伊文嗯了一声:“没事,我提前得到了提示,喝了魔药。”
格雷听完松了口气,了然地点头:“哦,应该是古斯特吧?”
“那家伙总喜欢躲在自己的魔法工坊里装神弄鬼的。”
维克这边打量着伊文。
刚才的战斗他没有看到。
古丁街太穷太偏,他的耳目有限,并没有在这片区域布置监控。
原本的计划是让格雷过来设置监控仪式,但格雷还在路上的时候,维克就通过杰克血肉上的追踪标记发现了对方已经到了古丁街。
几乎是卡着时间出现,精准得像是有人通风报信。
维克当时的脸色很难看,这种精准度意味着自己这边很可能有内鬼。
于是他立刻动用了大师级的能力,顺着黑暗以最快速度赶来,路上他还在想,希望伊文能多撑一会儿。

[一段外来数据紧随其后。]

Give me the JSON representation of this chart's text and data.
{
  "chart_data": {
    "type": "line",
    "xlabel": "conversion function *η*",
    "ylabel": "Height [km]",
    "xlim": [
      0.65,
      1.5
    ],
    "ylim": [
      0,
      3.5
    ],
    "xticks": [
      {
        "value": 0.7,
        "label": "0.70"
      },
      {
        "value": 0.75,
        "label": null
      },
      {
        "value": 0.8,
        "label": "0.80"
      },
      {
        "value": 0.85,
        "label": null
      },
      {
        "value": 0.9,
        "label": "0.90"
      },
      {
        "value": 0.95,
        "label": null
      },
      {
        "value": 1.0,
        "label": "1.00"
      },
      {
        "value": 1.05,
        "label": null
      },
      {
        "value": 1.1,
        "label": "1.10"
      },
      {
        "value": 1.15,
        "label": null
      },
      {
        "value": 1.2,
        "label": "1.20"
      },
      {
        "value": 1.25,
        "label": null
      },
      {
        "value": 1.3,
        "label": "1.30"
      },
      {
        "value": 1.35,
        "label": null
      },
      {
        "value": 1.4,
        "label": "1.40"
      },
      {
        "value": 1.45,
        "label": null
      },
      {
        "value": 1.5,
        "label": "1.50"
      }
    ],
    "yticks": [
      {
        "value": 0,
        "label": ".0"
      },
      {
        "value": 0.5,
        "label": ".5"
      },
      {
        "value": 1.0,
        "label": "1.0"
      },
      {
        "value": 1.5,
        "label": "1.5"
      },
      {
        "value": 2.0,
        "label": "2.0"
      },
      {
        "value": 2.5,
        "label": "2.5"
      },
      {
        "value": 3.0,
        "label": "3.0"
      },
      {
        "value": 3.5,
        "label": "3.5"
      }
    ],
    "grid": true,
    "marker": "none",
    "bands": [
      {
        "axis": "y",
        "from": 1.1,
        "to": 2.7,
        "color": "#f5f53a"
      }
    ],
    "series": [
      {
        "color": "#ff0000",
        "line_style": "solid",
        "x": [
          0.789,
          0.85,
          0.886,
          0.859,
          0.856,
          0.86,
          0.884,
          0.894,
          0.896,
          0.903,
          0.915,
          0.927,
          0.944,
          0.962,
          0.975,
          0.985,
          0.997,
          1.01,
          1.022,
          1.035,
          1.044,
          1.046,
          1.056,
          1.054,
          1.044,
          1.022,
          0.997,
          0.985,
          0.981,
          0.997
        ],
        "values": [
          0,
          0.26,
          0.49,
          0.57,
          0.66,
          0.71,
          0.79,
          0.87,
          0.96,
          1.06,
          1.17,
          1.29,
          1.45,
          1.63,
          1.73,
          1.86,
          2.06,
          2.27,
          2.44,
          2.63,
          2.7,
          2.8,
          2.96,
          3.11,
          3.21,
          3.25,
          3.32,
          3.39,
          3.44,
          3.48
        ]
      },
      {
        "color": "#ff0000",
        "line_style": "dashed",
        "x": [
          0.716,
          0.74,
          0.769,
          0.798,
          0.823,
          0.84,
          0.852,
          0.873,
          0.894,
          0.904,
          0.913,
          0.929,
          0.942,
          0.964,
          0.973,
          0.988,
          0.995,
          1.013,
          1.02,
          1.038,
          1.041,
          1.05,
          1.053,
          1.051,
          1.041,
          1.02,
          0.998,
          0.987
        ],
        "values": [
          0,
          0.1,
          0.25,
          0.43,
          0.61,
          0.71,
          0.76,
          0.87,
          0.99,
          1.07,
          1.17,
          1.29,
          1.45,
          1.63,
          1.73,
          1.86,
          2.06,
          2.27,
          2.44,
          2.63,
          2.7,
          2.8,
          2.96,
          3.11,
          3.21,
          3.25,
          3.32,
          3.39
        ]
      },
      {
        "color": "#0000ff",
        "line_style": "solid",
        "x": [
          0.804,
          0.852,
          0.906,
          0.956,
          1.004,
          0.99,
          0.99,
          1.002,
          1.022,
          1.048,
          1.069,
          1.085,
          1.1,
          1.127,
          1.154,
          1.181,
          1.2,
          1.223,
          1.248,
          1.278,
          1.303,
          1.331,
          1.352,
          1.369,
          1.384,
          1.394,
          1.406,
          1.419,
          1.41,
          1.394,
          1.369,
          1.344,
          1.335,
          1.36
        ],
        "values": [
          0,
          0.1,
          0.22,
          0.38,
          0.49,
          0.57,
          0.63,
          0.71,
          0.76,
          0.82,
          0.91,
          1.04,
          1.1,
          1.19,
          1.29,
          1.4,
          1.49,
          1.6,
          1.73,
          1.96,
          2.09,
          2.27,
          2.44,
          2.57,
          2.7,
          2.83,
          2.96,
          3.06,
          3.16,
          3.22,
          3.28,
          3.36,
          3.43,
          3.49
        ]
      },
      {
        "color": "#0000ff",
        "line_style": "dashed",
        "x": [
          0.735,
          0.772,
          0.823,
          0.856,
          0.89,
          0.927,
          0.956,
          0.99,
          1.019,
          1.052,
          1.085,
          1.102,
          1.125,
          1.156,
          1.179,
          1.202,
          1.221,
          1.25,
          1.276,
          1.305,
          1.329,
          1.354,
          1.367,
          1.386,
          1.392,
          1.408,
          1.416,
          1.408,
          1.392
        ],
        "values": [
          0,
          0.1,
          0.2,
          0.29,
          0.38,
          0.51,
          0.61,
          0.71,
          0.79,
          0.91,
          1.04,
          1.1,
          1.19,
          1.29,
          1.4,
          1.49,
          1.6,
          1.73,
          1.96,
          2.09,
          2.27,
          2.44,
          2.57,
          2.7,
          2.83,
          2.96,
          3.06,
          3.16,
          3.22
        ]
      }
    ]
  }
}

结果到了之后,看到的是杰克那具残破的身体像一只破布娃娃一样被伊文单手拎着。
并且对方已经有了兽化的迹象。
一个专家级修士,被一个学徒逼到了兽化的边缘。
维克看着伊文的脸,白皙的皮肤上,几条因为连续服用魔药而显现的黑色血管从颧骨延伸到太阳穴,看上去有些瘆人。
“那些药你全吃了?”
伊文摇了摇头:“吃了三种,剩下两种被毁了。”
他用一种无比平静冰冷,不带任何温度的语气说。
“这该死的狗东西,那都是钱。”
铁血魔药把所有情绪都压成了一条直线。
但那句话里蕴含的信息量,已经足够让维克和格雷脑补出这个年轻人在正常状态下会是什么反应了。
维克嘴角微微动了一下,露出了一个两个像素点的笑容。
“这次辛苦了,你活捉了奥尔科特,自然算是立了大功。”
“相关的奖金我会跟上面申请。”
伊文嗯了一声:“我出力可不小,突然吃了这么多魔药,副作用估计够我喝一壶的了。”
“还希望能多给点。”
维克点头:“我知道。”
连续两瓶铁血魔药的副作用,加上卓识和中级亵渎的副作用叠加,不是普通猎魔人能扛得住的。
他未来还指望着伊文能帮自己处理那些既危险又没有油水的魔药案子,这笔投资不能省。
格雷这边拍着伊文的肩膀,一脸羡慕。